Voilà quelle est, selon moi, la seule méthode qui puis aboutir. On ne se laissera convaincre par la preuve externe que quand la preuve interne aura fait son œuvre ; on cédera aux témoignages historiques que lorsque le cœur aura été gagné. L’inévidence est le propre de la vérité historique ; les affirmations de la conscience et de la raison lui prêtent seules le caractère de certitude qui lui manque naturellement. Quand on sera bien persuadé que le surnaturel chrétien est possible et qu’il est nécessaire, alors seulement on aura des yeux pour voir les faits qui nous montrent qu’il est réel. Sinon, on trouvera toujours de échappatoires. Aucune des deux sortes de preuves ne peut à elle seule produire la certitude ; chacune des deux a besoin de l’autre pour s’achever elle-même et devenir concluante. C’est une chaîne qui ne vaut que par la cohésion de ses anneaux. C’est un cercle, mais un cercle inévitable dans lequel il faut se jeter par un acte de volonté.

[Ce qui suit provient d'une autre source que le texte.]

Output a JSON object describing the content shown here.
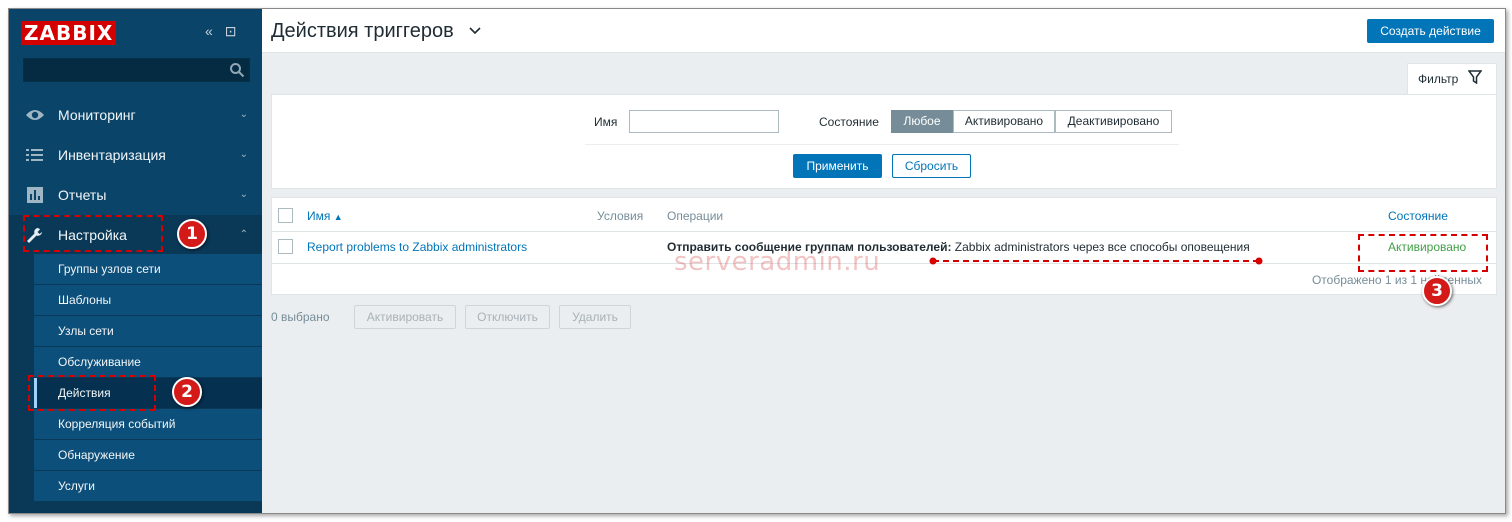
{
  "sidebar": {
    "logo": "ZABBIX",
    "collapse_glyph": "«",
    "kiosk_glyph": "⊡",
    "search_placeholder": "",
    "menu": [
      {
        "label": "Мониторинг",
        "icon": "eye-icon",
        "caret": "⌄"
      },
      {
        "label": "Инвентаризация",
        "icon": "list-icon",
        "caret": "⌄"
      },
      {
        "label": "Отчеты",
        "icon": "bar-chart-icon",
        "caret": "⌄"
      },
      {
        "label": "Настройка",
        "icon": "wrench-icon",
        "caret": "⌃"
      }
    ],
    "submenu": [
      "Группы узлов сети",
      "Шаблоны",
      "Узлы сети",
      "Обслуживание",
      "Действия",
      "Корреляция событий",
      "Обнаружение",
      "Услуги"
    ]
  },
  "annotations": {
    "badge1": "1",
    "badge2": "2",
    "badge3": "3"
  },
  "header": {
    "title": "Действия триггеров",
    "create_button": "Создать действие"
  },
  "filter": {
    "tab_label": "Фильтр",
    "name_label": "Имя",
    "name_value": "",
    "state_label": "Состояние",
    "state_options": [
      "Любое",
      "Активировано",
      "Деактивировано"
    ],
    "state_selected": "Любое",
    "apply_button": "Применить",
    "reset_button": "Сбросить"
  },
  "table": {
    "columns": {
      "name": "Имя",
      "sort_glyph": "▲",
      "conditions": "Условия",
      "operations": "Операции",
      "status": "Состояние"
    },
    "rows": [
      {
        "name": "Report problems to Zabbix administrators",
        "conditions": "",
        "operation_bold": "Отправить сообщение группам пользователей:",
        "operation_rest": "Zabbix administrators через все способы оповещения",
        "status": "Активировано"
      }
    ],
    "footer": "Отображено 1 из 1 найденных"
  },
  "watermark": "serveradmin.ru",
  "mass_actions": {
    "selected_count": "0 выбрано",
    "enable": "Активировать",
    "disable": "Отключить",
    "delete": "Удалить"
  },
  "colors": {
    "sidebar_bg": "#0b4469",
    "accent": "#0275b8",
    "logo_red": "#d40000",
    "status_green": "#429e47",
    "annotation_red": "#d70000"
  }
}
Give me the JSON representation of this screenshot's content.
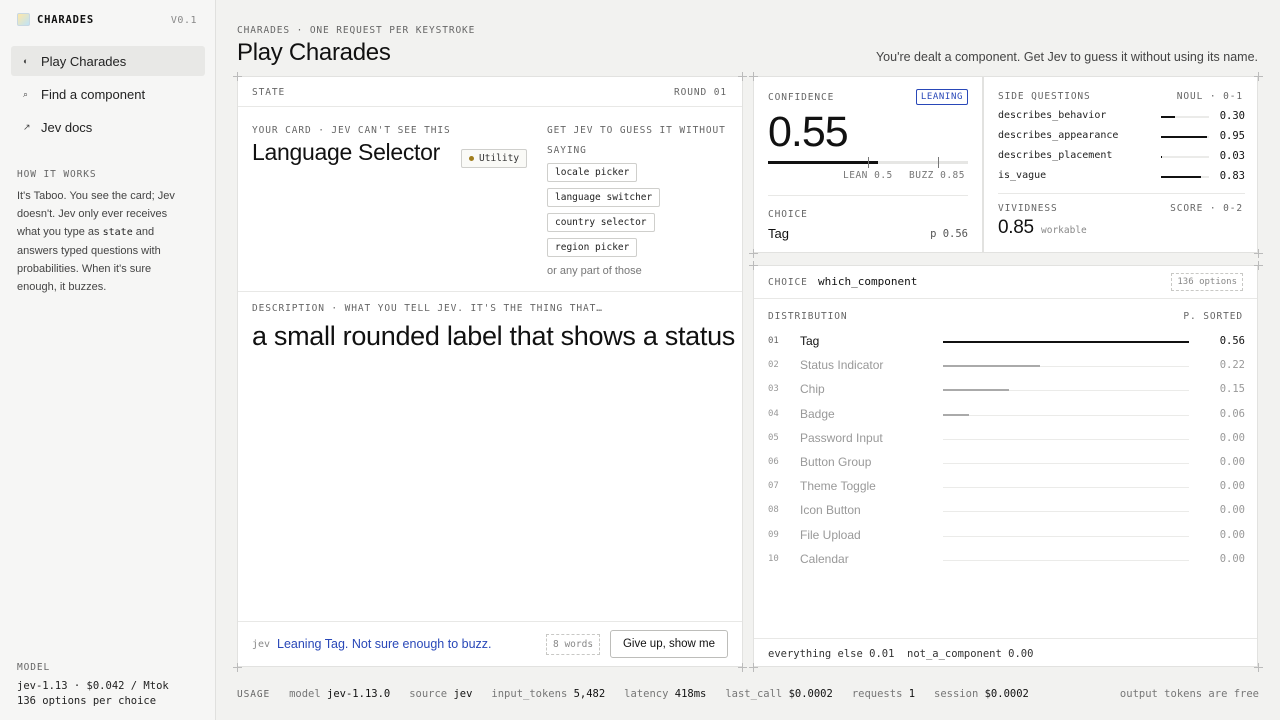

Cet acte de volonté, cet acte essentiellement moral, c’est la foi. Je l’ai dit, toutes ces preuves sont inévidentes ; mais toutes ces inévidences réunies forment une certitude, — une certitude morale, qui ne s’impose pas par la contrainte et qui laisse toujours place au doute. Il y a assez de lumières pour ceux qui veulent croire, et assez de ténèbre pour ceux qui veulent douter. Ainsi, dans notre adhésion au christianisme, la volonté est engagée. Nous sommes responsables de notre foi et de notre incrédulité ; et voilà pourquoi nous serons jugés par elles.
Après l’histoire de l’Apologétique, il faudrait faire l’histoire de la Polémique contre les hérétiques. Mais ce serait une étude longue et fatigante, et, de plus, une étude inutile, car la polémique contre les hérétiques est tellement mêlée à la première élaboration du dogme, que nous serons amenés à faire son histoire en racontant celle des principales doctrines chrétiennes pendant cette période.
Mais il est nécessaire auparavant de dire quelques mots de ce qu’on appelle aujourd’hui les sciences d’introduction (einleitenden Dogmen, — Néander), c’est-à-dire, des questions relatives aux Saintes-Écritures. Car ce sont les Écritures qui ont de tous temps fourni les matériaux à la dogmatique chrétienne, et, de plus, c’est de la notion des Écritures que dépend l’attitude à l’égard des hérétiques, comme l’esprit et le contenu général de la théologie.